Stocks started the day lower on renewed fears the Coronavirus is spreading and an unexpected drop in German industrial production. Investors remained undeterred and eagerly bought the dip, but despite trying, stocks remained red in early trading. After holding overhead support, Treasury yields fell sharply on the same news as they look to retest their end-of-January lows.

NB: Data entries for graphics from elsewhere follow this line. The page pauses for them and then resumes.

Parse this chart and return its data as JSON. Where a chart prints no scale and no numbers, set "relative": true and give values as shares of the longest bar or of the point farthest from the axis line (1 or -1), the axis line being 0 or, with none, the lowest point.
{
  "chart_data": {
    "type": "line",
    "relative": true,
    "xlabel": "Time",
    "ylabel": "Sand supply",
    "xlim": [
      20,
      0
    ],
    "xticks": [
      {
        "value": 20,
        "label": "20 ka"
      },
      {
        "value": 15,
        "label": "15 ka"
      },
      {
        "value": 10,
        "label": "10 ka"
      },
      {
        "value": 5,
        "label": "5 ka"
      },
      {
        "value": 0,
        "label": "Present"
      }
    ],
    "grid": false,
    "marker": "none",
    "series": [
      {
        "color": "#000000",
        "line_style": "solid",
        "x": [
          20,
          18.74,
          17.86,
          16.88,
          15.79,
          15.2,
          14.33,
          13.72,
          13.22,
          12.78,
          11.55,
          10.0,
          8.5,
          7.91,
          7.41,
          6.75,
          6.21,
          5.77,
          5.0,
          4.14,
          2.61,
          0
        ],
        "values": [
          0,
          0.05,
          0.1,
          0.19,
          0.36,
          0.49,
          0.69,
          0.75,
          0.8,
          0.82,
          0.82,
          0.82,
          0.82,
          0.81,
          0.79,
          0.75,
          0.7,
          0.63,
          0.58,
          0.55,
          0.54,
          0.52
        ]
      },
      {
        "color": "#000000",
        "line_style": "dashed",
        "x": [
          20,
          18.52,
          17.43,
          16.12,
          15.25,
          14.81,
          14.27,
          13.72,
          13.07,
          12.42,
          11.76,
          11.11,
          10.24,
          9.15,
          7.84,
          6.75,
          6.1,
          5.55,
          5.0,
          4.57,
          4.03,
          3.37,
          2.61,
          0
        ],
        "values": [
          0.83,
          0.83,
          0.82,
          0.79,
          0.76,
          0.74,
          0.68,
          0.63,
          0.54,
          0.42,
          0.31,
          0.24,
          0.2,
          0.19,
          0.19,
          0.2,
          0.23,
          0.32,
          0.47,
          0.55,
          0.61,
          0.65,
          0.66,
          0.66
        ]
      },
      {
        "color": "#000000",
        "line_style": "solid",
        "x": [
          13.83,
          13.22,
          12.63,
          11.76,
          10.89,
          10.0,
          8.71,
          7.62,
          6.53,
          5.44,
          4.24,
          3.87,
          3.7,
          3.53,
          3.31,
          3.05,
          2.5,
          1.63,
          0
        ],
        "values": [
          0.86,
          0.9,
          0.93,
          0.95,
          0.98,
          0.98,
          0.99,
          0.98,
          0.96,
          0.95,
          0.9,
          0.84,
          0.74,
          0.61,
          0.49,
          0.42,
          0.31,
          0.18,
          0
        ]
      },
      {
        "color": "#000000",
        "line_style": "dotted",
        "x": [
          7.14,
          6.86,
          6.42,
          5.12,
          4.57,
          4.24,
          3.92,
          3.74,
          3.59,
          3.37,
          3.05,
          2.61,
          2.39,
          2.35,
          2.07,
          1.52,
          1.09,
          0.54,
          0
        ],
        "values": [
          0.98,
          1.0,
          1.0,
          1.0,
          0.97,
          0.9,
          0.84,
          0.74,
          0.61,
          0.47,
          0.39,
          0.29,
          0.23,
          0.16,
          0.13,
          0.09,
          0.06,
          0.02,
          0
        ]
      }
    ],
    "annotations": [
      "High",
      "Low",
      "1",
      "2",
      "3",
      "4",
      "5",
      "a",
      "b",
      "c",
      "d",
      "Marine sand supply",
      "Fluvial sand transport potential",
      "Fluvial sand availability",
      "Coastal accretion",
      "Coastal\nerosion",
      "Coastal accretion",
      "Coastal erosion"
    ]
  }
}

German industrial production fell -3.5% in December and -6.8% from this time last year. French industrial production fell -2.8% in December and -3.0% from this time last year.
January Nonfarm payrolls surprised to the upside by coming in at +225k jobs created against expectations of a +160k print, with +141k of January’s jobs made up from the BLS’s fictitious birth-death model. The prior two months were also revised slightly higher. While Bullish investors celebrated the news, the BLS is well known for overstating their numbers, as evident by today’s announcement of -514k jobs created in 2018.
Most of the hiring was in private payrolls, which rose +206k while manufacturing payrolls fell -12k. The participation rate rose slightly to 63.4% and the unemployment rate rose slightly to 3.6%. Average hourly earnings rose +0.2% and a staggering +3.1% from this time last year. Hours weekly hours remained flat at 34.3 hours as well as manufacturing hours which showed no change.
Wholesale inventories fell -0.2% and trade sales fell -0.7% in December.
The New York Fed accepted bids for $42.75 billion of overnight dollar loans and purchased $401 million of Floating-Rate Notes against offers of $3,590 billion.
Stocks closed lower on the day despite an attempt by investors to buy the dip. Treasury yields closed lower and bond prices rallied as Treasury bonds are once again approaching a price level that if broken, will trigger the next Bull market in bonds. Crude oil bounced off of $50 per barrel, a critical support level, twice before closing just over $50 per barrel. Outside of bonds, agricultural commodities and the dollar, the markets were a sea of red today.